Investors Lose Rs 5 lakh Crore Today; Nifty Cracks Below 16,000; Why Is Stock Market Falling?
The key benchmark indices extended losses as the day progressed and weakness spread to other counters

The key benchmark indices extended losses as the day progressed and weakness spread to other counters. FMCG, IT and select index heavyweights like Reliance Industries and Larsen & Toubro weighed. The key indices are choppy in trade, in line with global markets ahead of key macro-economic data. The US is slated to release its April inflation numbers later today, while China’s factory and consumer prices for the month have come above estimates.

BSE Sensex and Nifty 50 tanked over one per cent in intraday deals on Wednesday, one day before weekly F&O expiry. The benchmark indices were pulled down on the back of selling in index heavyweights such as Infosys, Reliance Industries Ltd (RIL), ITC, Larsen & Toubro (L&T), and Bajaj Finance among others. So far in the day, BSE Sensex has hit a day’s low of 53,519.30, while NSE Nifty 50 fell to 15,992.60. Indian stock markets were also seen mirroring global markets.

Why Is The Stock Market Falling Today?

India Volatility Gauge

India VIX, the volatility gauge, was also above 23.50 levels, which suggests that the market is going to remain highly volatile and under selling pressure. Rajesh Palviya, VP – Research (Head Technical & Derivatives), Axis Securities, said: “If NSE Nifty 50 breaks below 16000 level then it may go down further towards 15700-15500 level in the short term. However, 16300-16400 are likely to act as a resistance zone in the near-term.”

CPI Inflation Data

Globally, investors were keenly awaiting the US CPI report, which could give an indication as to when the prices could be topping, analysts noted.
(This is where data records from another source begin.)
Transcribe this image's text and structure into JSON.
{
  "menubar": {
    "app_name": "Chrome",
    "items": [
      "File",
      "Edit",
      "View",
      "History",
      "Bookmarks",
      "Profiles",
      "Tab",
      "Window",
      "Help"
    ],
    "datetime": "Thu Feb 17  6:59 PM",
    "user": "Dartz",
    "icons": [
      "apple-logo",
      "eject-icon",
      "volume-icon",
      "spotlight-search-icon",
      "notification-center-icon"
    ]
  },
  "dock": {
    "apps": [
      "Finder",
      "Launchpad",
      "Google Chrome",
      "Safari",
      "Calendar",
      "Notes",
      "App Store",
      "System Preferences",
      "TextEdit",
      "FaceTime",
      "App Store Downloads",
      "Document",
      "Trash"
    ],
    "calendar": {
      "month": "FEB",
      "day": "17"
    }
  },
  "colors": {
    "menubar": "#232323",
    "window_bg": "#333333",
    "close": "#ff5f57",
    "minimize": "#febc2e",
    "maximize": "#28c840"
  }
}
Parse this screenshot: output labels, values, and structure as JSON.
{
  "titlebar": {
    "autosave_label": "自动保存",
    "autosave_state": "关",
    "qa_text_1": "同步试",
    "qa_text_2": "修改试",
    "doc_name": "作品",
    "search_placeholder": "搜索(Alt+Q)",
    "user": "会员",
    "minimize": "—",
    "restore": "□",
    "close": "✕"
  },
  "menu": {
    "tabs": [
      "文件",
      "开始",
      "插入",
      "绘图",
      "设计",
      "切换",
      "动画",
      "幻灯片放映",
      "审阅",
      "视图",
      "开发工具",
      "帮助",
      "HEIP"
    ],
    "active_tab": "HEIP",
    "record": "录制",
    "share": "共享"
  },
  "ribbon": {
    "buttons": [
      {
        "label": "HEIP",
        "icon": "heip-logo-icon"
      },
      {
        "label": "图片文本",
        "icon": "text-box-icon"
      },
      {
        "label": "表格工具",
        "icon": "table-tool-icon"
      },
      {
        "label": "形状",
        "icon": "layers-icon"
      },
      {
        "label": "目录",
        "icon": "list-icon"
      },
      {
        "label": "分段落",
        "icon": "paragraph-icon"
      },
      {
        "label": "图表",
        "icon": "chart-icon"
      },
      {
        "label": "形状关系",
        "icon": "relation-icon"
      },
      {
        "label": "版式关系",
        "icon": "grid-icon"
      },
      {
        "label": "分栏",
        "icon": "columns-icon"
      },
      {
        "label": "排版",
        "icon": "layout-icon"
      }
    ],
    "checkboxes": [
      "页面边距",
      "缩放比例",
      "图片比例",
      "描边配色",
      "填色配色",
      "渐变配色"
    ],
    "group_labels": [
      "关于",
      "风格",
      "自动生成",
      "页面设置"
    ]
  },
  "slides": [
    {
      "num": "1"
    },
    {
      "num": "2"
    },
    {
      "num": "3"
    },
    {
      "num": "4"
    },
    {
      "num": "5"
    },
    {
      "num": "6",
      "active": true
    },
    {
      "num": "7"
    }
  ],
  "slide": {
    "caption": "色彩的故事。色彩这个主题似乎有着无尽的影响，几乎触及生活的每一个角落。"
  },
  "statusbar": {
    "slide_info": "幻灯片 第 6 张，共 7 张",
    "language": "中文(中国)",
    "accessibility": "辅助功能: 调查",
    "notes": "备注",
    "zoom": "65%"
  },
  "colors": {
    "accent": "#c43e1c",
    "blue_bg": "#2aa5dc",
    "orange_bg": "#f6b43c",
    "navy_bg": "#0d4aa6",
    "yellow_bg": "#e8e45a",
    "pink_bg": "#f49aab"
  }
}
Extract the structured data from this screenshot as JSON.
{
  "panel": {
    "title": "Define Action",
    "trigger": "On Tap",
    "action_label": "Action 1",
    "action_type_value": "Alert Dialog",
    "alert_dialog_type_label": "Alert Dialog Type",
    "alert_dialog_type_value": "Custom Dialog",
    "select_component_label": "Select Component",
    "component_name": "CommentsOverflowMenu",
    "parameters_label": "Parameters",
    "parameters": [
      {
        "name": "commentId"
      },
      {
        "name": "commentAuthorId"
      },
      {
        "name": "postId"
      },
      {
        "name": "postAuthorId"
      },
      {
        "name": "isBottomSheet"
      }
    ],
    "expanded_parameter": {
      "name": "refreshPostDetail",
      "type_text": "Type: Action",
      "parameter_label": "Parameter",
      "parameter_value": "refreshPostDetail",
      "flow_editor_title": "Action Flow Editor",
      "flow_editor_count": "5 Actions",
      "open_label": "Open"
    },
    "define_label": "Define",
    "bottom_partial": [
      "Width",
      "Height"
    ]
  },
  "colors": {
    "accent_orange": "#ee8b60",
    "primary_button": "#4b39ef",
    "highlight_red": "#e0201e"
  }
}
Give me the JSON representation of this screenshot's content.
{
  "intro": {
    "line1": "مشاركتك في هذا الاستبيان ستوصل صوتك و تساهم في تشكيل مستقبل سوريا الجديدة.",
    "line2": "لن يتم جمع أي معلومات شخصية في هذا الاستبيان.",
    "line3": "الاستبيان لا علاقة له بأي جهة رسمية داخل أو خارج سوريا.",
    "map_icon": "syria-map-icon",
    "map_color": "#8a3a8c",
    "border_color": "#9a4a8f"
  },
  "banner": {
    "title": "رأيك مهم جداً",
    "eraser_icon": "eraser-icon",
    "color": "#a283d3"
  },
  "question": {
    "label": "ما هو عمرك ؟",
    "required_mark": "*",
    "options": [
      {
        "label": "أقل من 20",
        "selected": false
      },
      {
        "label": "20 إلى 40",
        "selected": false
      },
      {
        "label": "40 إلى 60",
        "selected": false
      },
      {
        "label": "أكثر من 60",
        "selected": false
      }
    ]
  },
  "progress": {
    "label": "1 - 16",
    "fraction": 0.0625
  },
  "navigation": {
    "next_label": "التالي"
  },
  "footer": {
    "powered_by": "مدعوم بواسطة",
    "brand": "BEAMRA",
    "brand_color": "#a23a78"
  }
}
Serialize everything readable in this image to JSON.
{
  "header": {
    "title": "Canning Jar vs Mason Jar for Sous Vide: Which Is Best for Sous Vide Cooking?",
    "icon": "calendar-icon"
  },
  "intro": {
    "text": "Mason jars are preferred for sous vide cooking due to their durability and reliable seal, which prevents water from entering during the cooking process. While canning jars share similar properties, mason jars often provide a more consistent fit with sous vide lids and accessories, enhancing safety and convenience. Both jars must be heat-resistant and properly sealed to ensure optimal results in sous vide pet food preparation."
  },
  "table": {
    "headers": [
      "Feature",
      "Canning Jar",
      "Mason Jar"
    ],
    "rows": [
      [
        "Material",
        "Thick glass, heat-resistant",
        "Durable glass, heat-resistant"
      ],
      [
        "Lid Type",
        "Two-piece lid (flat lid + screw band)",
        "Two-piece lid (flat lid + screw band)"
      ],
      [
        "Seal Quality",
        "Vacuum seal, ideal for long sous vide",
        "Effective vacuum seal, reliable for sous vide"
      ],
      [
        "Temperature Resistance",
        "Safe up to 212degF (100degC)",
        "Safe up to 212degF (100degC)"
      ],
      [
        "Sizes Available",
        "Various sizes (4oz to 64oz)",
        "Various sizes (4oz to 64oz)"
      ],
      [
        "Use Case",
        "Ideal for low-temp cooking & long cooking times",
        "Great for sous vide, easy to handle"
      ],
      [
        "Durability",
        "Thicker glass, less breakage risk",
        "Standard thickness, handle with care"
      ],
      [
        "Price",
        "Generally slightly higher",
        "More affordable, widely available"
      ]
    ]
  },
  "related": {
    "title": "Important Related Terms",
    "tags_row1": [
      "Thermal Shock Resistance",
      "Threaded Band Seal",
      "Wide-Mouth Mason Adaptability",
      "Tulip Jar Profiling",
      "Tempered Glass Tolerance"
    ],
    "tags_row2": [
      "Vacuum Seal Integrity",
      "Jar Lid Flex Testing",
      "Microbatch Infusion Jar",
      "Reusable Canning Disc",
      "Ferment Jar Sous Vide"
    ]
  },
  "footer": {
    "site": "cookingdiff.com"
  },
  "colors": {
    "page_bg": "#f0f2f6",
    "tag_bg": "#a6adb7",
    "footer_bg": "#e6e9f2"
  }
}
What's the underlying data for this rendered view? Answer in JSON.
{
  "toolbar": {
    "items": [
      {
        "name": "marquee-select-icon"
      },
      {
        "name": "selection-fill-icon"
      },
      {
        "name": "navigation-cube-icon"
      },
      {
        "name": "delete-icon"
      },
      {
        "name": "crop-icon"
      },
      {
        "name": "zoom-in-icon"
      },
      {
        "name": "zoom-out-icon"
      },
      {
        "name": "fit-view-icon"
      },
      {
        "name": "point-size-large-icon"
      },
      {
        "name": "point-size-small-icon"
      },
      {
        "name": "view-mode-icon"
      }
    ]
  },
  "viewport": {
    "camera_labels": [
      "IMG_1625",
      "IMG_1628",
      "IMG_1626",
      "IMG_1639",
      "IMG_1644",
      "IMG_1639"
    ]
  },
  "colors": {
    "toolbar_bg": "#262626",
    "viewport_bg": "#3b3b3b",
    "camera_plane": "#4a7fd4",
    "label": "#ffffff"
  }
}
Meanwhile, the domestic CPI number will be released on Thursday and expectations are it could be between 7.5 to 8 per cent.

FPI Outflows

Data showed foreign outflows hit Rs 1,41,089 crore so far in 2022. This is in addition to Rs 38,521 crore outflows seen in the last three months of 2021. A rise in the dollar is weighing on emerging market equities. India, which enjoys premium valuations over EMs is on sell radar. In terms of valuations, the Indian benchmark Nifty50 is still trading at a 12-month forward P/E of 19.4 times, which is in line with its 10-year average. Its price to book value, at 3 times, is at a 16 per cent premium to its historical average.

Policy Tightening

Since there are no signs of the Ukraine-Russia war abating, supply shortages have led to high inflation in food and energy. China factories not operating optimally due to the Covid surge which is also hampering supplies, raising the inflationary trend. This has led the US and other developed markets to hike rate aggressively in the last couple of months. Even the RBI, which had been supporting growth to inflation, increased the policy rate by 40 basis points last week. All such concerns have triggered sharp falls in equities.

“US inflation data due today will be watched to gauge it’s likely impact on Fed’s rate hike plan. The strength in dollar is also putting pressure on gold prices and the Fed’s aim of bringing inflation down without derailing the economy is challenging amid this uncertainty caused by Russia and Ukraine war,” said Ravi Singh-Vice President and Head of Research-ShareIndia.